O soldado Edgard Ruiz Contreras, dois anos de PM, cruzou com as três motocicletas em fuga. "As três motos tinham homens armados na garupa. Cruzamos com eles, que começaram a atirar", conta. Uma das duas balas que atingiram a viatura parou no volante. Ia em direção do peito do soldado, que dirigia o veículo.

Até o fechamento desta edição, às 22h, a polícia ainda não tinha pistas dos criminosos, entre eles, os que atiraram no soldado Ruiz.
 
Presos - Três suspeitos de participarem da milícia que apoiaria a fuga no CDP foram presos na avenida João Ramalho, em Santo André. Edson Aparecido de Carvalho, 35 anos, Carlos Lima dos Santos, 26, e Carlos Patene, 37, foram detidos com um Passat importado blindado, segundo a polícia. No 1º DP, o veículo blindado apresentava marcas de balas e uma batida. Durante a fuga, o veículo teria atropelado um motociclista.

Os homens que ocupavam o Passat foram presos quando tentavam roubar um Santana de um operador de empilhadeira de 53 anos. "Eles estavam fortemente armados. Tinham um fuzil 762 e duas carabinas calibre 12", informa o tenente do 30º Batalhão da PM, Pedro Samuel Lobo. Munições e coletes a prova de balas foram encontrados com os homens, segundo a PM.

Enquanto isso, presos continuavam com um refém.

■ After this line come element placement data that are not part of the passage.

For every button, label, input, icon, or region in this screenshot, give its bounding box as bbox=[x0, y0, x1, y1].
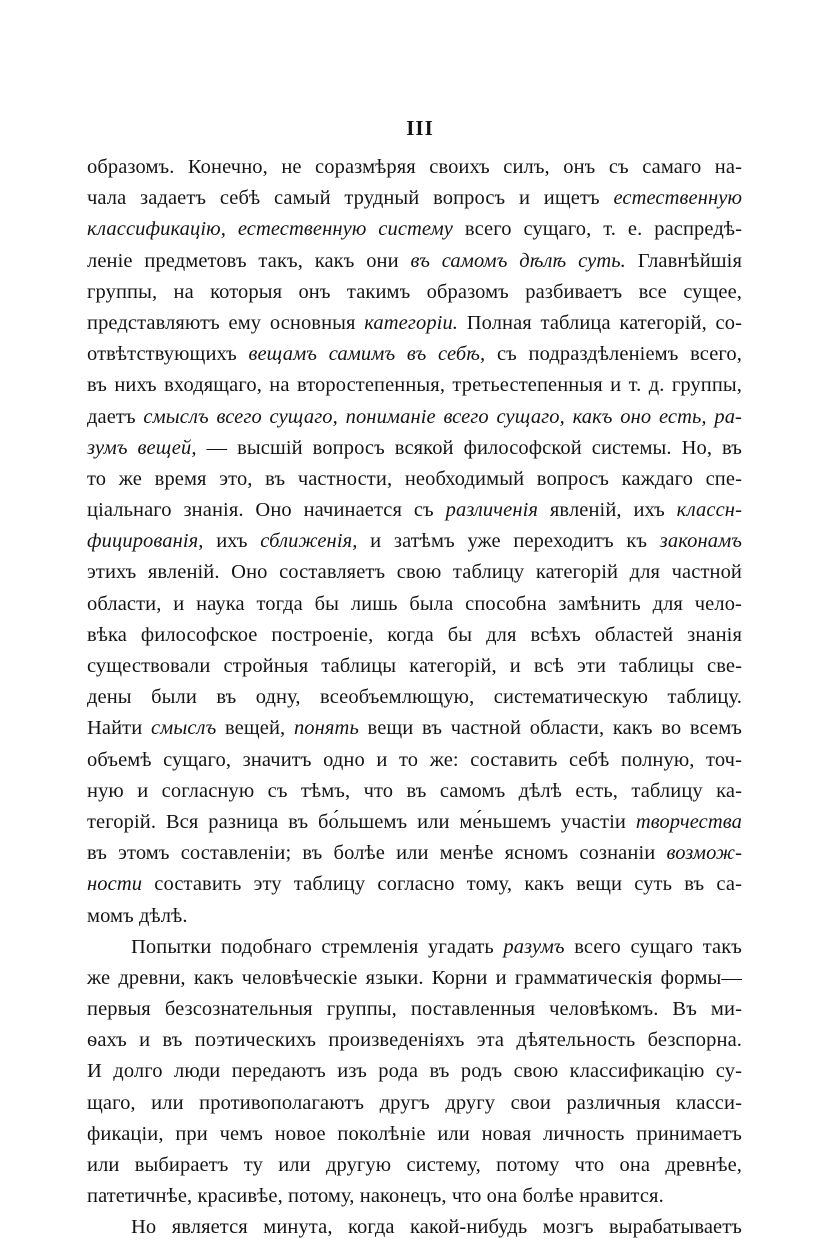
italic-text-segment: вещамъ самимъ въ себѣ, bbox=[248, 343, 486, 366]
text-segment: же древни, какъ человѣческіе языки. Корни и грамматическія формы— bbox=[87, 966, 742, 989]
text-line bbox=[87, 526, 742, 557]
italic-text-segment: ности bbox=[87, 873, 143, 896]
text-segment: Попытки подобнаго стремленія угадать bbox=[131, 935, 504, 958]
text-segment: патетичнѣе, красивѣе, потому, наконецъ, что она болѣе нравится. bbox=[87, 1185, 664, 1208]
text-segment: представляютъ ему основныя bbox=[87, 311, 365, 334]
text-segment: ціальнаго знанія. Оно начинается съ bbox=[87, 499, 446, 522]
text-line bbox=[87, 495, 742, 526]
text-line bbox=[87, 745, 742, 776]
italic-text-segment: смыслъ bbox=[150, 717, 217, 740]
text-segment: Но является минута, когда какой-нибудь мозгъ вырабатываетъ bbox=[131, 1216, 742, 1239]
text-line bbox=[87, 838, 742, 869]
text-segment: или выбираетъ ту или другую систему, потому что она древнѣе, bbox=[87, 1154, 742, 1176]
text-segment: вещи въ частной области, какъ во всемъ bbox=[358, 717, 742, 740]
text-line bbox=[87, 277, 742, 308]
text-segment: съ подраздѣленіемъ всего, bbox=[485, 343, 742, 366]
text-segment: щаго, или противополагаютъ другъ другу свои различныя класси- bbox=[87, 1091, 742, 1114]
italic-text-segment: различенія bbox=[445, 499, 539, 522]
text-segment: въ этомъ составленіи; въ болѣе или менѣе ясномъ сознаніи bbox=[87, 842, 667, 865]
text-line bbox=[87, 651, 742, 682]
italic-text-segment: зумъ вещей, bbox=[87, 436, 197, 459]
text-segment: объемѣ сущаго, значитъ одно и то же: составить себѣ полную, точ- bbox=[87, 748, 742, 771]
text-segment: всего сущаго такъ bbox=[564, 935, 742, 958]
text-segment: Найти bbox=[87, 717, 151, 740]
text-line bbox=[87, 402, 742, 433]
text-segment: тегорій. Вся разница въ бо́льшемъ или ме́ньшемъ участіи bbox=[87, 810, 636, 833]
text-segment: всего сущаго, т. е. распредѣ- bbox=[453, 218, 743, 241]
text-segment: чала задаетъ себѣ самый трудный вопросъ и ищетъ bbox=[87, 187, 614, 210]
italic-text-segment: разумъ bbox=[503, 935, 565, 958]
text-segment: и затѣмъ уже переходитъ къ bbox=[357, 530, 660, 553]
text-segment: И долго люди передаютъ изъ рода въ родъ свою классификацію су- bbox=[87, 1060, 742, 1083]
text-line bbox=[87, 339, 742, 370]
text-segment: вещей, bbox=[216, 717, 294, 740]
text-line bbox=[87, 963, 742, 994]
italic-text-segment: сближенія, bbox=[260, 530, 358, 553]
text-line bbox=[87, 214, 742, 245]
text-line bbox=[87, 1119, 742, 1150]
text-line bbox=[87, 557, 742, 588]
text-segment: ѳахъ и въ поэтическихъ произведеніяхъ эта дѣятельность безспорна. bbox=[87, 1029, 742, 1052]
italic-text-segment: фицированія, bbox=[87, 530, 204, 553]
italic-text-segment: классификацію, естественную систему bbox=[87, 218, 454, 241]
text-line bbox=[87, 464, 742, 495]
text-line bbox=[87, 1088, 742, 1119]
text-segment: области, и наука тогда бы лишь была способна замѣнить для чело- bbox=[87, 592, 742, 615]
italic-text-segment: смыслъ всего сущаго, пониманіе всего сущаго, какъ оно есть, ра- bbox=[143, 405, 742, 428]
text-segment: отвѣтствующихъ bbox=[87, 343, 249, 366]
text-line bbox=[87, 246, 742, 277]
text-segment: Главнѣйшія bbox=[625, 249, 742, 272]
text-line bbox=[87, 807, 742, 838]
text-segment: леніе предметовъ такъ, какъ они bbox=[87, 249, 411, 272]
text-line bbox=[87, 776, 742, 807]
text-line bbox=[87, 1056, 742, 1087]
text-segment: явленій, ихъ bbox=[538, 499, 677, 522]
italic-text-segment: категоріи. bbox=[364, 311, 459, 334]
text-segment: первыя безсознательныя группы, поставленныя человѣкомъ. Въ ми- bbox=[87, 998, 742, 1021]
text-segment: въ нихъ входящаго, на второстепенныя, третьестепенныя и т. д. группы, bbox=[87, 374, 742, 397]
text-line bbox=[87, 370, 742, 401]
text-segment: ную и согласную съ тѣмъ, что въ самомъ дѣлѣ есть, таблицу ка- bbox=[87, 779, 742, 802]
text-segment: вѣка философское построеніе, когда бы для всѣхъ областей знанія bbox=[87, 623, 742, 646]
text-segment: дены были въ одну, всеобъемлющую, систематическую таблицу. bbox=[87, 686, 742, 709]
text-line bbox=[87, 433, 742, 464]
page-number: III bbox=[406, 116, 434, 140]
text-line bbox=[87, 682, 742, 713]
body-text bbox=[87, 152, 742, 1244]
text-segment: существовали стройныя таблицы категорій, и всѣ эти таблицы све- bbox=[87, 655, 742, 677]
italic-text-segment: законамъ bbox=[659, 530, 742, 553]
text-line bbox=[87, 308, 742, 339]
italic-text-segment: возмож- bbox=[666, 842, 742, 865]
italic-text-segment: въ самомъ дѣлѣ суть. bbox=[410, 249, 626, 272]
text-line bbox=[87, 620, 742, 651]
text-line bbox=[87, 1025, 742, 1056]
text-segment: образомъ. Конечно, не соразмѣряя своихъ силъ, онъ съ самаго на- bbox=[87, 156, 742, 178]
text-segment: даетъ bbox=[87, 405, 144, 428]
text-line bbox=[87, 183, 742, 214]
text-line bbox=[87, 589, 742, 620]
italic-text-segment: творчества bbox=[635, 810, 742, 833]
text-line bbox=[87, 994, 742, 1025]
text-line bbox=[87, 152, 742, 183]
text-line bbox=[87, 1150, 742, 1181]
text-segment: составить эту таблицу согласно тому, какъ вещи суть въ са- bbox=[142, 873, 742, 896]
italic-text-segment: понять bbox=[293, 717, 359, 740]
text-line bbox=[87, 713, 742, 744]
text-segment: Полная таблица категорій, со- bbox=[458, 311, 742, 334]
italic-text-segment: естественную bbox=[613, 187, 742, 210]
text-line bbox=[87, 1212, 742, 1243]
text-segment: этихъ явленій. Оно составляетъ свою таблицу категорій для частной bbox=[87, 561, 742, 584]
text-segment: — высшій вопросъ всякой философской системы. Но, въ bbox=[196, 436, 743, 459]
text-line bbox=[87, 932, 742, 963]
text-segment: то же время это, въ частности, необходимый вопросъ каждаго спе- bbox=[87, 467, 742, 490]
text-line bbox=[87, 1181, 742, 1212]
text-segment: ихъ bbox=[203, 530, 261, 553]
text-segment: момъ дѣлѣ. bbox=[87, 904, 188, 927]
text-segment: группы, на которыя онъ такимъ образомъ разбиваетъ все сущее, bbox=[87, 280, 742, 303]
text-line bbox=[87, 901, 742, 932]
italic-text-segment: классн- bbox=[676, 499, 743, 522]
text-line bbox=[87, 869, 742, 900]
text-segment: фикаціи, при чемъ новое поколѣніе или новая личность принимаетъ bbox=[87, 1122, 742, 1145]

Armados, dentro do CDP, os detentos fizeram o chefe dos agentes penitenciários refém por volta das 16h. Dez outros funcionários ficaram presos dentro de uma área de contenção da carceragem (com um portão de cada lado). Pela janela, atiravam em viaturas da Polícia Militar estacionadas em frente à unidade prisional. Um veículo foi atingido.

Às 18h, o clima estava mais calmo. A diretora do CDP já negociava a libertação do refém, que ocorreria às 20h30. A Secretaria de Administração Penitenciária afirma que ninguém ficou ferido durante a tentativa de fuga.